Australian Property News
Slow body corporate owners paying the price
Posted on Monday, April 16 2012 at 3:49 PM
Body corporate owners who take too long to repair common property or respond to requests could be left to pay expensive bills and legal fees, according to legal firm Kemp Strang.
Partner Roger Mattar says the “absolute duty” of a body (or owners) corporation to promptly maintain common property was recently highlighted in the New South Wales Supreme Court.
“In this case, Mabel Dorothea Fligg versus The Owners Strata Plan 53457, the owner had encountered water penetration ever since she purchased the apartment in 2008,” he says.
“She made several complaints about the problem but the owners corporation was slow to recognise her water penetration issue and slow to properly address it.”
By the time the owners corporation investigated, obtained a specialist report and finally engaged the tradesperson to attempt to rectify the water penetration problem, it had caused serious damage to the apartment and loss of amenity to the owner.

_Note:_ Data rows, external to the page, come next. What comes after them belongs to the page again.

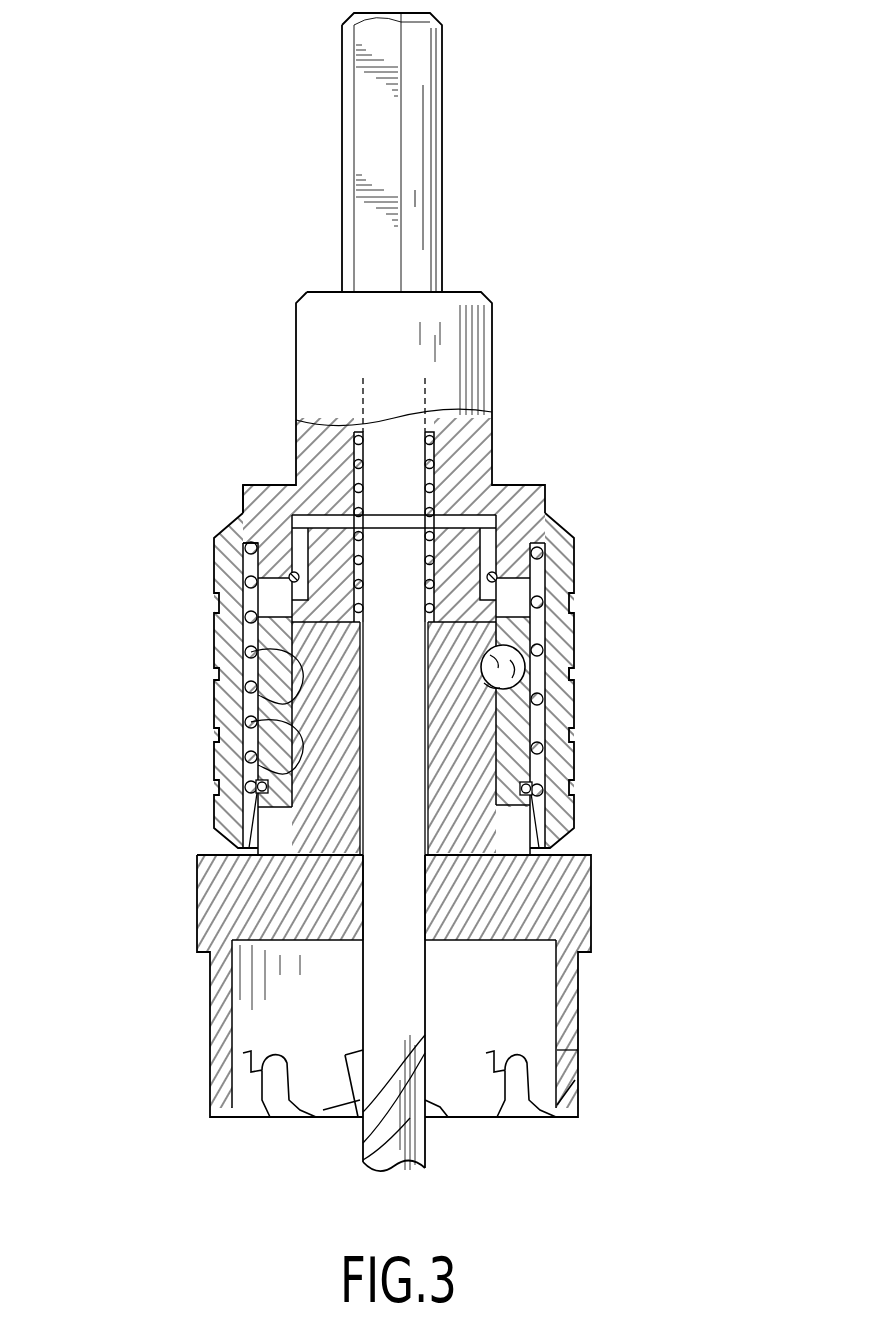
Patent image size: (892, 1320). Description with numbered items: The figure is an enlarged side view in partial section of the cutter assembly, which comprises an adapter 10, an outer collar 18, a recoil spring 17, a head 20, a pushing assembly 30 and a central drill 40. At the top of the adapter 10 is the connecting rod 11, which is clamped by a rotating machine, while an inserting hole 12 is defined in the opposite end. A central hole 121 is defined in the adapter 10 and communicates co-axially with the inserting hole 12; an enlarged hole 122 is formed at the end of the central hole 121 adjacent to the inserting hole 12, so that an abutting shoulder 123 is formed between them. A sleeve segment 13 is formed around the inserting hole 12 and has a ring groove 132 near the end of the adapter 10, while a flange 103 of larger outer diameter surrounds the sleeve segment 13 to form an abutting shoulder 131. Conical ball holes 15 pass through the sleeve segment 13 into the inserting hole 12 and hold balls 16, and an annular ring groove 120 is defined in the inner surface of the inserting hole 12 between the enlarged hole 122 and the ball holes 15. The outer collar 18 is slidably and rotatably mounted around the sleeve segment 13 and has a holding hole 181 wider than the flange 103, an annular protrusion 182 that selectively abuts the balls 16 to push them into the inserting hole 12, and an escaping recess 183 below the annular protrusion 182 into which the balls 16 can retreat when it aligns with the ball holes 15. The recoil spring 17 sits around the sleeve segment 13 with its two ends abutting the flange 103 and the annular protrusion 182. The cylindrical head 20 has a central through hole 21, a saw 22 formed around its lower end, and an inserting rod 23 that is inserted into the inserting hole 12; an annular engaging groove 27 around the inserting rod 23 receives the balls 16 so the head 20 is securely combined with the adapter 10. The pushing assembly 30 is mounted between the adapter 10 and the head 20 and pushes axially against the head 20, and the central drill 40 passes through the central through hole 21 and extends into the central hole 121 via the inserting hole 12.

The adapter 10 is at (268, 276).
The connecting rod 11 is at (343, 148).
The inserting hole 12 is at (300, 742).
The sleeve segment 13 is at (262, 692).
The ball holes 15 is at (488, 662).
The balls 16 is at (490, 682).
The recoil spring 17 is at (252, 614).
The outer collar 18 is at (580, 821).
The head 20 is at (160, 990).
The central through hole 21 is at (430, 920).
The saw 22 is at (575, 1022).
The inserting rod 23 is at (500, 760).
The annular engaging groove 27 is at (300, 662).
The pushing assembly 30 is at (292, 513).
The central drill 40 is at (356, 1001).
The flange 103 is at (243, 505).
The annular ring groove 120 is at (497, 585).
The central hole 121 is at (423, 412).
The enlarged hole 122 is at (430, 478).
The abutting shoulder 123 is at (430, 445).
The abutting shoulder 131 is at (250, 558).
The ring groove 132 is at (257, 790).
The holding hole 181 is at (535, 565).
The annular protrusion 182 is at (528, 672).
The escaping recess 183 is at (252, 716).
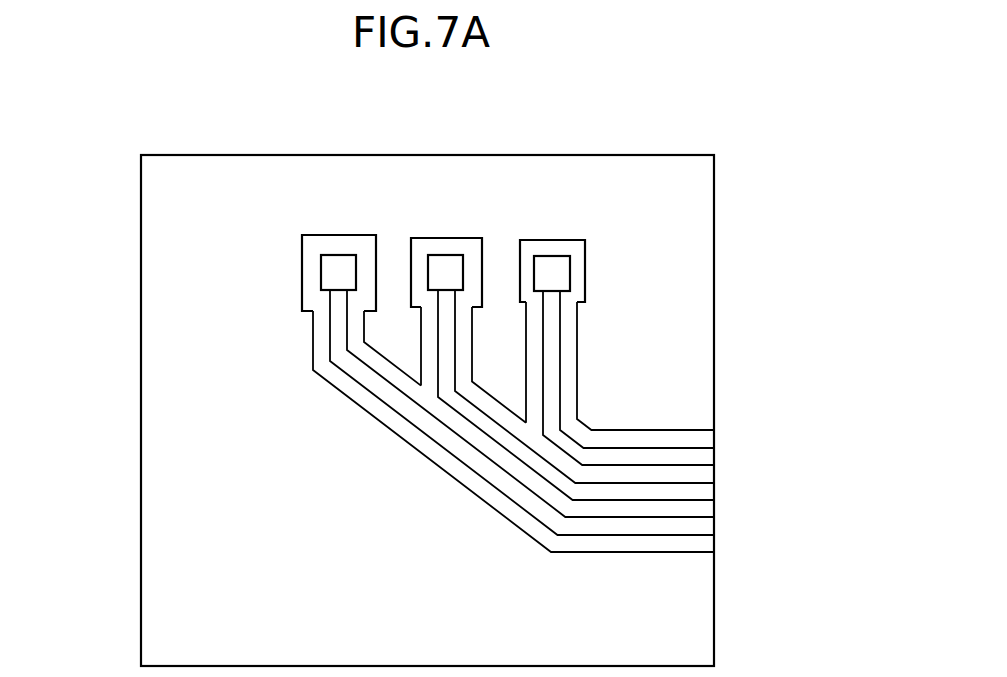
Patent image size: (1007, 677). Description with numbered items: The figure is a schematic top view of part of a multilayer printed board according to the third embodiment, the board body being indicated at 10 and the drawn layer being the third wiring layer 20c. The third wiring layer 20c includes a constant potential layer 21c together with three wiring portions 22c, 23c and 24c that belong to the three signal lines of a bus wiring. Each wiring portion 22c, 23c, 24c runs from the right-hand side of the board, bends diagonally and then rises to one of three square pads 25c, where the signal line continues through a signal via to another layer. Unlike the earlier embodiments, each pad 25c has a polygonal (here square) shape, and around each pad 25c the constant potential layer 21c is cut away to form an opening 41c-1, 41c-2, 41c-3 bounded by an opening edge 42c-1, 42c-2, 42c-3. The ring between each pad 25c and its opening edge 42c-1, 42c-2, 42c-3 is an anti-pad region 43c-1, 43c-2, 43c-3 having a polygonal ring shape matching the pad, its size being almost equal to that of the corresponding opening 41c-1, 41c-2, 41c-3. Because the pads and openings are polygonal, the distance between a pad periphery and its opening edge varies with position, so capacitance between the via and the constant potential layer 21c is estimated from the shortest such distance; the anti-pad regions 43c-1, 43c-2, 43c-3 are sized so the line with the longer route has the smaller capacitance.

The substrate 10 is at (141, 635).
The third wiring layer 20c is at (780, 443).
The constant potential layer 21c is at (703, 583).
The wiring portion 22c is at (703, 456).
The wiring portion 23c is at (703, 491).
The wiring portion 24c is at (703, 526).
The pad 25c is at (332, 278).
The opening 41c-1 is at (575, 267).
The opening 41c-2 is at (420, 246).
The opening 41c-3 is at (308, 265).
The opening edge 42c-1 is at (569, 240).
The opening edge 42c-2 is at (467, 237).
The opening edge 42c-3 is at (312, 238).
The anti-pad region 43c-1 is at (660, 271).
The anti-pad region 43c-2 is at (441, 196).
The anti-pad region 43c-3 is at (210, 273).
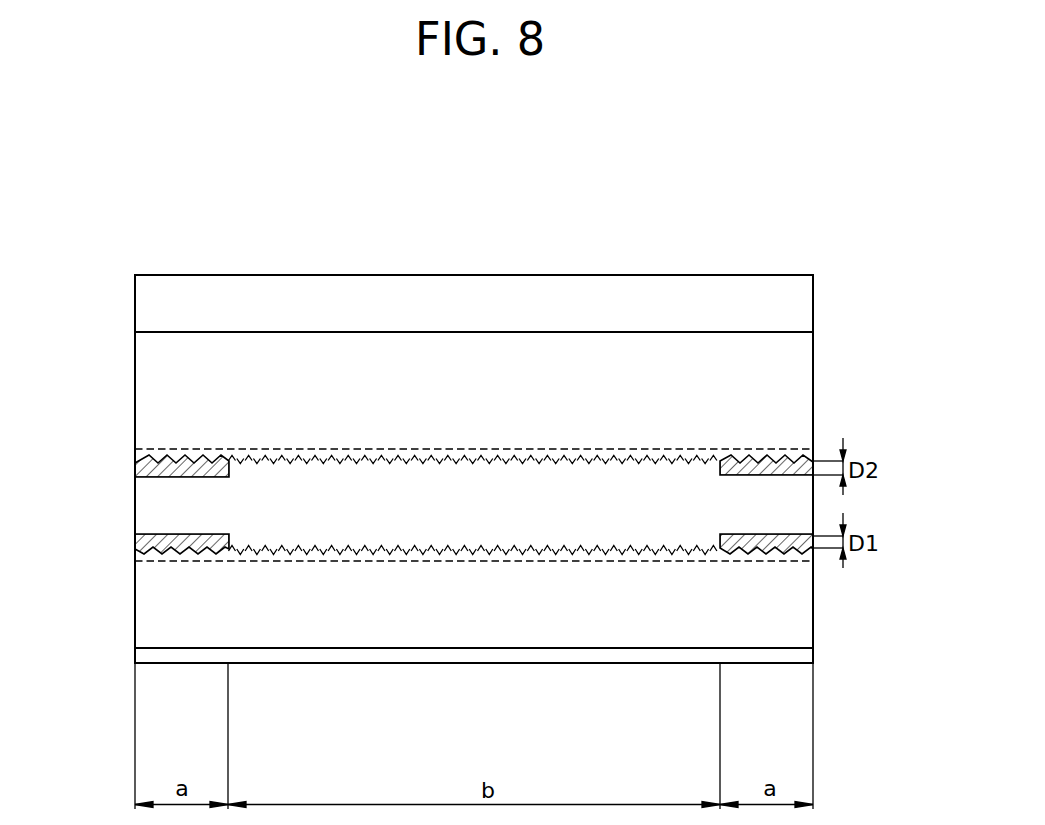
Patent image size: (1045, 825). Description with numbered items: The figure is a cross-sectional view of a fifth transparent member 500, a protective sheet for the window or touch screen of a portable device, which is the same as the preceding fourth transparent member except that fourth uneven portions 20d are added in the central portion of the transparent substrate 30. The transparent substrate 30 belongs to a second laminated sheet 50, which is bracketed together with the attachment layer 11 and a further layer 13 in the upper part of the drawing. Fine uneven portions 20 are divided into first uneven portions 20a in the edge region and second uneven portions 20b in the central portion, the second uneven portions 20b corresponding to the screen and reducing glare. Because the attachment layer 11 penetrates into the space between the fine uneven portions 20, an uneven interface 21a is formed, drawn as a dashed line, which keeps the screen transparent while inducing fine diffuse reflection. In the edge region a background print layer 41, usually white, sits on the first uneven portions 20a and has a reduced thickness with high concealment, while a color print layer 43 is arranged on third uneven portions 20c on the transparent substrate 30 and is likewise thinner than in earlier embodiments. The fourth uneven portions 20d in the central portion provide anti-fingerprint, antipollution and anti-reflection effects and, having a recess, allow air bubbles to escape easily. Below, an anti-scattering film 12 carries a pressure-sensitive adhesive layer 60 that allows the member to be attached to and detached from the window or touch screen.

The fifth transparent member 500 is at (328, 186).
The second laminated sheet 50 is at (565, 212).
The second substrate 13 is at (572, 302).
The transparent substrate 30 is at (617, 375).
The attachment layer 11 is at (648, 488).
The fine uneven portions 20 is at (550, 710).
The first uneven portions 20a is at (735, 553).
The second uneven portions 20b is at (570, 551).
The third uneven portions 20c is at (213, 457).
The fourth uneven portions 20d is at (467, 457).
The uneven interface 21a is at (537, 462).
The background print layer 41 is at (137, 542).
The color print layer 43 is at (138, 468).
The anti-scattering film 12 is at (810, 610).
The pressure-sensitive adhesive layer 60 is at (807, 660).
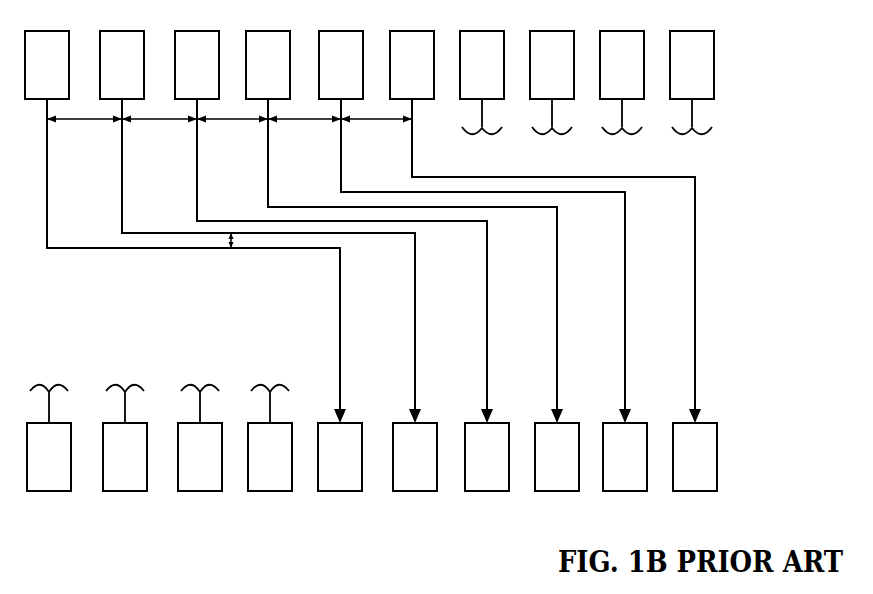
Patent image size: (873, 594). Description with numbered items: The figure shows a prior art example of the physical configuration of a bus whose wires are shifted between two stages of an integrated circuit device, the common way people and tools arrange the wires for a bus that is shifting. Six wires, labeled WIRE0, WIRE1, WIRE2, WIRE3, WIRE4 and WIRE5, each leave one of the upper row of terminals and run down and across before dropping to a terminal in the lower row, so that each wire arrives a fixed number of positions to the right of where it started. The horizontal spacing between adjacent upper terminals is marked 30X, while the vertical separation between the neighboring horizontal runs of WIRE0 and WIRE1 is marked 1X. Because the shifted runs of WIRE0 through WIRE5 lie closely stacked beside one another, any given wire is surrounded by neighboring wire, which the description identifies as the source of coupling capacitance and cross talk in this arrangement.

The wire 0 WIRE0 is at (196, 261).
The wire 1 WIRE1 is at (271, 261).
The wire 2 WIRE2 is at (345, 261).
The wire 3 WIRE3 is at (415, 261).
The wire 4 WIRE4 is at (486, 261).
The wire 5 WIRE5 is at (556, 261).
The pitch of 30X is at (229, 135).
The spacing of 1X is at (232, 249).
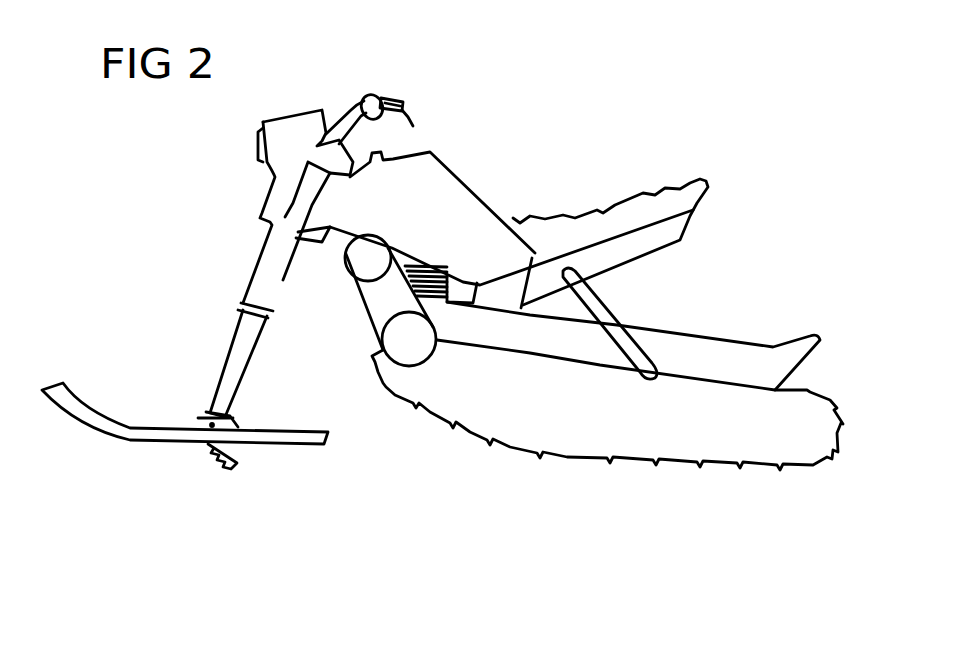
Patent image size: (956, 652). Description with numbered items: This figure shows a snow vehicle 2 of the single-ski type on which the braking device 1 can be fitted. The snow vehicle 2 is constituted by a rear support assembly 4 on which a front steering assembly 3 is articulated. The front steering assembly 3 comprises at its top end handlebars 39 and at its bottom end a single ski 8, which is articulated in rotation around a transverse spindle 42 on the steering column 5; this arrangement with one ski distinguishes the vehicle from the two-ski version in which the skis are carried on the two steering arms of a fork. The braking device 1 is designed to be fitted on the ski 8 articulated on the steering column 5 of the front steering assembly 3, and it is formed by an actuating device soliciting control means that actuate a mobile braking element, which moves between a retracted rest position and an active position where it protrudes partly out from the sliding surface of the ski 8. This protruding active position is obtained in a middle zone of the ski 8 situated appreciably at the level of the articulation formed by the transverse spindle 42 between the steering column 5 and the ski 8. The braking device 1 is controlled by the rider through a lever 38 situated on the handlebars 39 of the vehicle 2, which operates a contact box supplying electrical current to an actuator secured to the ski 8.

In the meantime, the owner incurred out of pocket expenses for a specialist to produce a report on the problem, a solicitor to advise on her rights and for costs associated with commencing proceedings in the tribunal while waiting for the owners corporation to act.
“Despite the fact that an agreement had been reached between the owners corporation and Mrs Fligg in relation to the rectification of the water penetration issue, the Supreme Court found that Mrs Fligg was entitled to recover most of her out of pocket expenses,” Roger says.
Roger adds owners corporations can minimise the likelihood of this sort of situation by;
- ensuring the management committee meets regularly, keeps minutes including any agreed action items and has a mechanism in place for communications between meetings
- setting benchmarks around promptness of responses to queries
- agreeing to timelines for the strata manager to make recommendations about any issues
- setting deadlines for the strata manager.